I have seen things happen that I would have never, ever in a million years imagined and frankly, wouldn’t want anyone to have to: but, I’ve never quite felt so un-alone as I have these past few years. I can’t really think of a better word. You know how when you feel like your whole world is crashing all around you- and you feel so alone, so lost? That’s not what’s happened. Oh, lost, more than a few times. When Kurt had to be put in a coma, lost is pretty accurate- except, that not being alone made a world of difference. I won’t go down the list of the last two years, but I know how fortunate I am. The gratitude I feel in that is immeasurable. I’ve fallen into more hugs than I can count- a far cry from the woman with the scars who’d flinch away from anything like that.
This week, I thought we’d be in Texas to pick up my son from his grandparents. To say that I have been afraid by the delays and otherwise would be a bit of a vast understatement.
Additionally, Kurt’s mother’s cancer treatment has come to a point of discussing quality of life vs. quantity. He’d put in for the past few days off ahead of time and I don’t have classes until later this week but we have been spending them very differently than we thought.
I am really glad we have been.
I think often you get kind of locked into this survival mode- and granted, Kurt and I had both been doing a lot better about the more negative manifestations of coping with that. Instead, we have been taking some time to think, to talk, to plan. Spending time with each other and Fish, spending time with his mom. It has been wonderful. If you didn’t know this- St. Louis is actually a pretty great place in terms of things to do and see when you really can’t spend a lot of money. Granted, we’ve got that in common: a lot of what we tend to enjoy doesn’t exactly require it.
I think a lot of the things we have been doing, the time we’ve spent and enjoyed have been so enjoyable to me because…they are really reflective of a normalcy that I never thought I’d have.

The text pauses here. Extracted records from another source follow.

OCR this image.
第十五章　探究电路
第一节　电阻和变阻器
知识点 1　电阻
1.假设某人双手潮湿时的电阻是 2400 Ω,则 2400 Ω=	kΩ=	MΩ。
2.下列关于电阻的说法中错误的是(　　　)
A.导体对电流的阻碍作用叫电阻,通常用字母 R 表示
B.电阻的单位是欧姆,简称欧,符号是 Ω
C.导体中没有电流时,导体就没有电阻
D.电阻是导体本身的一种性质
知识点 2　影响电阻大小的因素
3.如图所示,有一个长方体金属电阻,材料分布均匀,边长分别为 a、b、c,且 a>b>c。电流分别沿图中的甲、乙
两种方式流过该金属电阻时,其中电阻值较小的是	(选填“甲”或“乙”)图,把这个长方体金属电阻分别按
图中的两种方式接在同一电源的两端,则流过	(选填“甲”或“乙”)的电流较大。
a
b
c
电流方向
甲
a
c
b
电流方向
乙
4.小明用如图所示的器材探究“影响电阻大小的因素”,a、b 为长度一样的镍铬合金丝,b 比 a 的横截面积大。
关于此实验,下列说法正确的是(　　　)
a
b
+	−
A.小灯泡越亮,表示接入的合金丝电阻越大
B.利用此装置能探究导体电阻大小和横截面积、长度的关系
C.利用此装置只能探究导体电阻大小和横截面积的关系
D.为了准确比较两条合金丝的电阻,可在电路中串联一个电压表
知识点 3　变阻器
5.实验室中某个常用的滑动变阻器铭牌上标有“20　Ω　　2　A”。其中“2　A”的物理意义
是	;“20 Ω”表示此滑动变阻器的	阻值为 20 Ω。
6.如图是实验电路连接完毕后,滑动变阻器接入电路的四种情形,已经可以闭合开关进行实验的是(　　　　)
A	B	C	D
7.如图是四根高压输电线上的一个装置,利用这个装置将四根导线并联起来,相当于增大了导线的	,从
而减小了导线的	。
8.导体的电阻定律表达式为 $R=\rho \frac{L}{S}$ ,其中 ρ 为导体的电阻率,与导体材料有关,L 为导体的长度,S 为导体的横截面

Granted, it’s us, so there are adventures of a not so normal- I mean, the other night I dozed off while we were visiting Kurt’s mom and woke up to fire alarms and smoke: turns out someone in the next apartment had an accident (No one was hurt, far as I know) and we all had to evacuate to make sure it was safe. I taught Fish how to talk to groundhogs, which…I reckon is decidedly not normal but, still freaking adorable-
We met an awesome new friend while at Jefferson Barracks who absolutely has the same mentality- which…frankly, I was blown away and asking Kurt, “What are the odds that not one, but three people who’ve experienced that kind of near death ‘oh you’ll never’ but do- show up at the same place at the same time? That’s SO FREAKING COOL!”
But you know: our version of normal is a happy one and I dig that.
I think between healing, good friends, a wonderful partnership that continues to strengthen us and this normal being something I enjoy- we can get through quite a bit.